Campbell, who has designed custom spaces for HCA Healthcare and Oz Nashville, says it’s important to consider how a physical space impacts people’s emotions and behaviors. With that in mind, the glass wall of the “Zoom Room” is covered with a large photo of scenic Arrington Vineyards that can only be viewed from the outside; from the inside, you can see through it out to the hallway, preventing potential feelings of being cramped.
Paying Tribute to Our Roots
And adjacent to the inviting, immersive lobby is an intimate meeting area in which Campbell re-created an inspiring element from our old space. “Find the good and praise it” was the mantra of another Journal cofounder (and fellow Pulitzer winner), author Alex Haley – and it’s now a backlit focal point on one side of this room. “We’re telling good stories about good places and good things,” Holmberg notes, “so we always want to continue the admiration of his legacy.”

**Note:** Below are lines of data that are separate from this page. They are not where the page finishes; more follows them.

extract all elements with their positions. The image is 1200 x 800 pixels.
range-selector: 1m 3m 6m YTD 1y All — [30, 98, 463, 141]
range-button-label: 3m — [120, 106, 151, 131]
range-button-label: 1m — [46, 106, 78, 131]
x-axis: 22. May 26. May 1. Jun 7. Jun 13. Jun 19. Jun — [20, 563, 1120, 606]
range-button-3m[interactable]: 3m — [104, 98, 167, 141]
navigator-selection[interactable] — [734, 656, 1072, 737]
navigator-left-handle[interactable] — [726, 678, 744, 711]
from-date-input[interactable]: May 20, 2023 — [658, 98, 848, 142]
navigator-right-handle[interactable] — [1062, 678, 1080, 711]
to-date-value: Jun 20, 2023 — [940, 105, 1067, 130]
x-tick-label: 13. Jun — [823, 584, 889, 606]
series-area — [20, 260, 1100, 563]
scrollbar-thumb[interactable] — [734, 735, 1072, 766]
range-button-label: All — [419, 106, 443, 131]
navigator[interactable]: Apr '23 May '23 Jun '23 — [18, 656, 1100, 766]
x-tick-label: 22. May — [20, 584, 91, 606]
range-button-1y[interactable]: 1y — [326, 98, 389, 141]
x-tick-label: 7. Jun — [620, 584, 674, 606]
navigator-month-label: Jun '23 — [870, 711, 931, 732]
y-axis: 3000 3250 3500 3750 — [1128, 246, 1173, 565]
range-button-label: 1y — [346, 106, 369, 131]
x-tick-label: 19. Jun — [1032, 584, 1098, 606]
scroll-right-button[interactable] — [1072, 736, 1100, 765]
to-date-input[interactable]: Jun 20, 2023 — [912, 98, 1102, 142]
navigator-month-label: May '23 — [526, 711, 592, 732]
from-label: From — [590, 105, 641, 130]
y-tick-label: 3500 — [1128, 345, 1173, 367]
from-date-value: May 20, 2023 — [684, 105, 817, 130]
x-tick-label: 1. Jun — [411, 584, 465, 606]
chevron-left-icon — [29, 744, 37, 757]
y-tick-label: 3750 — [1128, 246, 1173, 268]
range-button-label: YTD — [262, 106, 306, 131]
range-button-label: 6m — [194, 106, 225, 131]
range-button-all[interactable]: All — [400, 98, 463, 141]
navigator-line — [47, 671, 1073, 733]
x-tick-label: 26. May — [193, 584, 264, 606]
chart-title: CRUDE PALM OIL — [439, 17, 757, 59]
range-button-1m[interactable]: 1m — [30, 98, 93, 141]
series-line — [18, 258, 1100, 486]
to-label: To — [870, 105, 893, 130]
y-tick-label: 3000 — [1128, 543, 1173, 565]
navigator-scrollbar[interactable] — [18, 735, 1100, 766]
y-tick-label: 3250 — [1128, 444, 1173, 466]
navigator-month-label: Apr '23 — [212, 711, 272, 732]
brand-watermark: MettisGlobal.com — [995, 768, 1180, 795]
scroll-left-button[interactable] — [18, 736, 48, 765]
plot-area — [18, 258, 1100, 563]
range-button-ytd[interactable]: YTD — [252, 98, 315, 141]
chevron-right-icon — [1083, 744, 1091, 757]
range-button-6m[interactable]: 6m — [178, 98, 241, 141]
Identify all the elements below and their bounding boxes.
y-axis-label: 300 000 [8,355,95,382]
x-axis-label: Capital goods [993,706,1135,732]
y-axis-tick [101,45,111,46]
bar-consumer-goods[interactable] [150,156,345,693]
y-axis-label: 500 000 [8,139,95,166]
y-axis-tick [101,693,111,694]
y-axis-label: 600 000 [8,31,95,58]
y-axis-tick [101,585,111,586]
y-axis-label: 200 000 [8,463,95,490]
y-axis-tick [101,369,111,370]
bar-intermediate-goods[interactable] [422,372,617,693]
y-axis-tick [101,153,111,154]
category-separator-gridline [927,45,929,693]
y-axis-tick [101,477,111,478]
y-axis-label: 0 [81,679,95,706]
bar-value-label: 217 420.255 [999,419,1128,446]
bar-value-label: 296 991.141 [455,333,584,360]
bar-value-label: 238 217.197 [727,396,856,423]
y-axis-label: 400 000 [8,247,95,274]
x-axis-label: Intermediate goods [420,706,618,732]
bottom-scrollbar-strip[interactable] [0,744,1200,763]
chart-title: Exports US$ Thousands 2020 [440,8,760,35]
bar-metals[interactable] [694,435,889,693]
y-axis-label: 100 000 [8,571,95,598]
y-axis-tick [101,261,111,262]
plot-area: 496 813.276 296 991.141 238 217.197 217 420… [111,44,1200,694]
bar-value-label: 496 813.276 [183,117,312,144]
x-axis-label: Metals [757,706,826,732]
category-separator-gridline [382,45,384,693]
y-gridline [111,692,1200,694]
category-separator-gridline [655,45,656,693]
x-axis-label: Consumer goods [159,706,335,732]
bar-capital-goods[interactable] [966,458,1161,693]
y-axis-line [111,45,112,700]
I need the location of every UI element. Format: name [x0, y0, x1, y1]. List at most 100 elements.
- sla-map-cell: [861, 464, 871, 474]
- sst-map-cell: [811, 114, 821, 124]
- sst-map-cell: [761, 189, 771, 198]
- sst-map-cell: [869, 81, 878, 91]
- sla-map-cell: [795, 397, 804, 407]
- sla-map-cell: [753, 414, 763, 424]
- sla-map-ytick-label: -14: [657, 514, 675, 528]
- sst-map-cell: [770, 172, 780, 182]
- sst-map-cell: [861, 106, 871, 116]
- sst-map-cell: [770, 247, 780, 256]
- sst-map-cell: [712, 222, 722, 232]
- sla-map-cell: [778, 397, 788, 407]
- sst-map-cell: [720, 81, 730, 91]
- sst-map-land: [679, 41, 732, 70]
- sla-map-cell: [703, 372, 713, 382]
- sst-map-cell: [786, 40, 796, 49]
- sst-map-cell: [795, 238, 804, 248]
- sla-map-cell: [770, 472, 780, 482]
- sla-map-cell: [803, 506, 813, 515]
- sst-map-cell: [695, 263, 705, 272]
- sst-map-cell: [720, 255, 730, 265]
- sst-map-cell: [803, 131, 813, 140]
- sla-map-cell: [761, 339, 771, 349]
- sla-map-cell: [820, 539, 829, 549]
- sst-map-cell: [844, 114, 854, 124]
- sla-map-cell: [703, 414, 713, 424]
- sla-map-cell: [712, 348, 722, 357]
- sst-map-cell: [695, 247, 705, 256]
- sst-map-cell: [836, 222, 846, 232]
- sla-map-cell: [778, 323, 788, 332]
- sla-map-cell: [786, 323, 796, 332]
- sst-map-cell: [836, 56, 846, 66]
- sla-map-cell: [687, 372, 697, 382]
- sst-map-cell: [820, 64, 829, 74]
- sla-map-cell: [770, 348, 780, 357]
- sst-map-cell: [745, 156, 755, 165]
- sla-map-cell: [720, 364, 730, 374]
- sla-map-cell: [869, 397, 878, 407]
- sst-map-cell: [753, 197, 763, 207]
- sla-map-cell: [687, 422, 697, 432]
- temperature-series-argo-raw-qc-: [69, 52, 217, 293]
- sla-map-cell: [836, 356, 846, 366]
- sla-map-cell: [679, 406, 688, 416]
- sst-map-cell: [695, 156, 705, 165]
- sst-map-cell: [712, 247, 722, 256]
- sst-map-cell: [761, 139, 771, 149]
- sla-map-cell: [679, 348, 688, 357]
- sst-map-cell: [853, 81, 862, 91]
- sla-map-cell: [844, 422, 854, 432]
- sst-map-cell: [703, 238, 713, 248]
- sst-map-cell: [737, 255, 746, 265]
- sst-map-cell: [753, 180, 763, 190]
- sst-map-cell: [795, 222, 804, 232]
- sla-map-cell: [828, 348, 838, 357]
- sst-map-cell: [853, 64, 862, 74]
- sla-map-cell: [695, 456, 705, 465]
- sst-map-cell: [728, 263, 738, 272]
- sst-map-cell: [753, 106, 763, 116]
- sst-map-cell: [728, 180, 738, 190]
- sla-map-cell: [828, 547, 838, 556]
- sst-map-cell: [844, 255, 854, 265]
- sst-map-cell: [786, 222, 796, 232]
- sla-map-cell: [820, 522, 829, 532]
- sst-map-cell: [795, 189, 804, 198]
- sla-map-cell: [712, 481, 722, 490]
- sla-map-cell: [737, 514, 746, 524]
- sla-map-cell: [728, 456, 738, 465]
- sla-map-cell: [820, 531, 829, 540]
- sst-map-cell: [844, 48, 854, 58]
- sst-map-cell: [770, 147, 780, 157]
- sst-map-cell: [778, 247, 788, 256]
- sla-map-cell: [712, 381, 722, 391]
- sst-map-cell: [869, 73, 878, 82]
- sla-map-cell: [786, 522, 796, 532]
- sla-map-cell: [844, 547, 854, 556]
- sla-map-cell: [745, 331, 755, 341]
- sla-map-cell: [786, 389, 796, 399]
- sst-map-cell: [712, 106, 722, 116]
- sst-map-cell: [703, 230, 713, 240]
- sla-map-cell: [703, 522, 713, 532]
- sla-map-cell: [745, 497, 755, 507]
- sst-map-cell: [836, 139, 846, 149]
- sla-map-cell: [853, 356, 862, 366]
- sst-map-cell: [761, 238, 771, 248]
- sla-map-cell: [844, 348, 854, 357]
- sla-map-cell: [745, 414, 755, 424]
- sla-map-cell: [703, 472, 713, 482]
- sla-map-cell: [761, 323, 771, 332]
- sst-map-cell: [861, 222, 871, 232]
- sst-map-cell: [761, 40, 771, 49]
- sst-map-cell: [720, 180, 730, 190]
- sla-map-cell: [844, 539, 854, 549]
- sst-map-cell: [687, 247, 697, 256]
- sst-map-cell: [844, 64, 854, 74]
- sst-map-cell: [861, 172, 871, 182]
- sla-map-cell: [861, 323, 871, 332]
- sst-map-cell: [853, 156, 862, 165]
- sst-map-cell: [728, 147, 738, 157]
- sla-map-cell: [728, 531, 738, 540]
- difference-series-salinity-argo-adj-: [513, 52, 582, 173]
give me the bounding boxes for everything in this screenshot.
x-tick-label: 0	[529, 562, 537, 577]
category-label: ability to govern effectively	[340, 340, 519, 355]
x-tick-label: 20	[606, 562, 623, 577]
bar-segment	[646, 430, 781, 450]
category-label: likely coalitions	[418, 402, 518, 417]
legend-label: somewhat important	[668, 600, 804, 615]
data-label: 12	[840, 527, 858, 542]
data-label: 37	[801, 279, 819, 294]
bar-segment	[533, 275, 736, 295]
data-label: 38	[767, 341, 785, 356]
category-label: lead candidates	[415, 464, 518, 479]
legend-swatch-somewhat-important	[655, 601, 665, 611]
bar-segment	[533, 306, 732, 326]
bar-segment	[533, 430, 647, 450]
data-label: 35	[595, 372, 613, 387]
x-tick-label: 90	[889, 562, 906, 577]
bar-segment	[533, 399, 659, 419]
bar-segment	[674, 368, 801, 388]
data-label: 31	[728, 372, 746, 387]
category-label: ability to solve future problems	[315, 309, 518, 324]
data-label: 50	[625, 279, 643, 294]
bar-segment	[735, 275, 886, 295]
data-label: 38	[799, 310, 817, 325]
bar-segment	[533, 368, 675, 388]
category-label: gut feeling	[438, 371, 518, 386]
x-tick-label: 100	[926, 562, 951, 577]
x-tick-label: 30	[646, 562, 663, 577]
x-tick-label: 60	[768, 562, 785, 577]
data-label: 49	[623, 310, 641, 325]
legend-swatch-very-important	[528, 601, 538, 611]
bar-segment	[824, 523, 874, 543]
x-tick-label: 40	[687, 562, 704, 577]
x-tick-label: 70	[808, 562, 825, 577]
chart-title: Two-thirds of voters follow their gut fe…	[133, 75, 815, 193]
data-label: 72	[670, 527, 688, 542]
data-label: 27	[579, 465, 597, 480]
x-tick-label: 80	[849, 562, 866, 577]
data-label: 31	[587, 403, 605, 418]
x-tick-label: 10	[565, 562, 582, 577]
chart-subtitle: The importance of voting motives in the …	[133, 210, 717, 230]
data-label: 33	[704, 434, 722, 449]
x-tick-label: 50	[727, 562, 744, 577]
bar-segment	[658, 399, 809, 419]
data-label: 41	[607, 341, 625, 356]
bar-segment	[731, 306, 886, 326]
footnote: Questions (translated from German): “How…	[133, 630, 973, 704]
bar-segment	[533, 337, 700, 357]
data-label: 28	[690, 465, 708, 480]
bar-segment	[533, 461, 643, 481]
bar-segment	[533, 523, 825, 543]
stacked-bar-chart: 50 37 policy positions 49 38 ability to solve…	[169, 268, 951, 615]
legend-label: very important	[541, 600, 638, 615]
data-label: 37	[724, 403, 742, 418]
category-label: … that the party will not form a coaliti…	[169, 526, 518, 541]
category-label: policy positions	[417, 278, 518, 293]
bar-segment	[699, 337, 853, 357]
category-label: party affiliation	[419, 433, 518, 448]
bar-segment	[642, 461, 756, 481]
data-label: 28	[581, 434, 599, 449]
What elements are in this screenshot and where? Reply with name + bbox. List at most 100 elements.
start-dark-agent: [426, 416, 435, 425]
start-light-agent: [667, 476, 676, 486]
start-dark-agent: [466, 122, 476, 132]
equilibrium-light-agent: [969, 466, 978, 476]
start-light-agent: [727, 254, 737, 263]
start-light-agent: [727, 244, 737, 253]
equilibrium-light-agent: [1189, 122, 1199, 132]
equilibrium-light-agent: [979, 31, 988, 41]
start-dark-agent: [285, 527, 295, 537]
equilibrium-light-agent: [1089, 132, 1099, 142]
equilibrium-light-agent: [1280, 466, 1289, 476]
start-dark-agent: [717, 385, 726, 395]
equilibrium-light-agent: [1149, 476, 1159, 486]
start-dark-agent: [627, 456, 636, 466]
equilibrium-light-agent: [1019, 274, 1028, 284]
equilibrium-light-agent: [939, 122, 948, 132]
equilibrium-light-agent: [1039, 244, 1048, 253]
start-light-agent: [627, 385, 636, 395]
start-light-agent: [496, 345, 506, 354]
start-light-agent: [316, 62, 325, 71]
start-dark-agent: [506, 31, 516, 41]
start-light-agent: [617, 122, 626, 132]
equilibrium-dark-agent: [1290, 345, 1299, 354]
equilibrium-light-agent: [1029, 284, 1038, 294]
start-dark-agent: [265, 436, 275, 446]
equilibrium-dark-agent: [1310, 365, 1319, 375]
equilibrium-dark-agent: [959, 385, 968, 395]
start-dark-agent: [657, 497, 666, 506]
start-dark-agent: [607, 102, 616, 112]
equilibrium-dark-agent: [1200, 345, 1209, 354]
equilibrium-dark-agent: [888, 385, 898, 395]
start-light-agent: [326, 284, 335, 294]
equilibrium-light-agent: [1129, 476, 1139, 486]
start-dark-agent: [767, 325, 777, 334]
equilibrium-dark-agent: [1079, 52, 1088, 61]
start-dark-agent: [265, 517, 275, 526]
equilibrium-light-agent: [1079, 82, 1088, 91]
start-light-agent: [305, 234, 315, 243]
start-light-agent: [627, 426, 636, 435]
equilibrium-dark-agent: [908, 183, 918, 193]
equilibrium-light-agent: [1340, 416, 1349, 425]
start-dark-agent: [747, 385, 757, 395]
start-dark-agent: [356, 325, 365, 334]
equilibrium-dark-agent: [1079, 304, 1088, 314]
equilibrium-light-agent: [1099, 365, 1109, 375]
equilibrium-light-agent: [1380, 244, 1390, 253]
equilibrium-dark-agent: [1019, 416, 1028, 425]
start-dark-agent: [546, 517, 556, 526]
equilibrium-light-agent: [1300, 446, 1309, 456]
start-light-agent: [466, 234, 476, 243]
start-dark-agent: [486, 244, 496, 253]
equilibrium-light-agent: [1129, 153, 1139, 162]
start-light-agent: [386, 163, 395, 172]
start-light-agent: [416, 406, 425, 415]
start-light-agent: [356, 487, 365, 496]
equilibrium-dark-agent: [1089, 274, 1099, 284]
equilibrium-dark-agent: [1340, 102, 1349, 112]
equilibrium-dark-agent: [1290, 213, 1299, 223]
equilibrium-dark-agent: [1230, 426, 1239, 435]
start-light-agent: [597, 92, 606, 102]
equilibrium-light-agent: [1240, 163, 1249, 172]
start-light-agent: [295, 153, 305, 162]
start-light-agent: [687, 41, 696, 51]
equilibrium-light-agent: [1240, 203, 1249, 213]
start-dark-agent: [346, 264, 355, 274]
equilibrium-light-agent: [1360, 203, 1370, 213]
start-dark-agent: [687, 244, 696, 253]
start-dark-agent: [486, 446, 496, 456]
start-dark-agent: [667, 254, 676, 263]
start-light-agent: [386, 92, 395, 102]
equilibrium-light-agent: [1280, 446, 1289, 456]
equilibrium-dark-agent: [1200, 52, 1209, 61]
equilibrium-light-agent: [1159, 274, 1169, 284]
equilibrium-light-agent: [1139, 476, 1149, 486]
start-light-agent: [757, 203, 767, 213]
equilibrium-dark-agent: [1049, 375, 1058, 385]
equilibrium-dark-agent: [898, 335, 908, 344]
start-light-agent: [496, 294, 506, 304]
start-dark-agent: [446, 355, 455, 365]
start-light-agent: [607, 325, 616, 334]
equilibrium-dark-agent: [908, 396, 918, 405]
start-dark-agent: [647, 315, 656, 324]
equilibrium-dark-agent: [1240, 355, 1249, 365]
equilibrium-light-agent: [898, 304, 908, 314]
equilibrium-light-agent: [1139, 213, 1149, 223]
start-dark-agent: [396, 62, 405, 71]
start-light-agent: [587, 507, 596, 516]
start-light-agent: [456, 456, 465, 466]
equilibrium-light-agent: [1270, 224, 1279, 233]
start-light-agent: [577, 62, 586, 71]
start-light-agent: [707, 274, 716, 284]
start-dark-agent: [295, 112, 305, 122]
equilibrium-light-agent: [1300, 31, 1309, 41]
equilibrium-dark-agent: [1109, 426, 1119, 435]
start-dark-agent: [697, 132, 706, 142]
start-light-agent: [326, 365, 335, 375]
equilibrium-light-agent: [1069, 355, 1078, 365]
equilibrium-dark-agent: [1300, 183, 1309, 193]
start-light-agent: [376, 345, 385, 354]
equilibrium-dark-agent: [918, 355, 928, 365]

More Journal photography is on display in the form of wall wraps and acrylic pieces that add depth and interest throughout the office. And en route to the kitchen, Journal cofounder Robin Hood’s Pulitzer-winning image of a Vietnam War veteran and his child watching the Chattanooga Armed Forces Day Parade is hung in recognition of the vital role photos play at our company.
Other elements from our previous space that have been repurposed (or reimagined) include many pieces of furniture, a large training room with tables that can be reconfigured, and a display dedicated to Journal’s Charlie Taylor awards, which celebrate our unsung hero employees.
Building an office for the future, Holmberg says, has been incredibly exciting.
“You really didn’t see a lot of companies downsizing to allow their employees to be able to go remote. It was a new thing for all of us. We started seeing more articles last fall about other companies doing similar things, but our plan was already in motion. It was extremely validating to see these huge brands doing essentially what we’re doing, too. It didn’t change anything for us – but it was like a pat on the back that we’re doing the right thing.”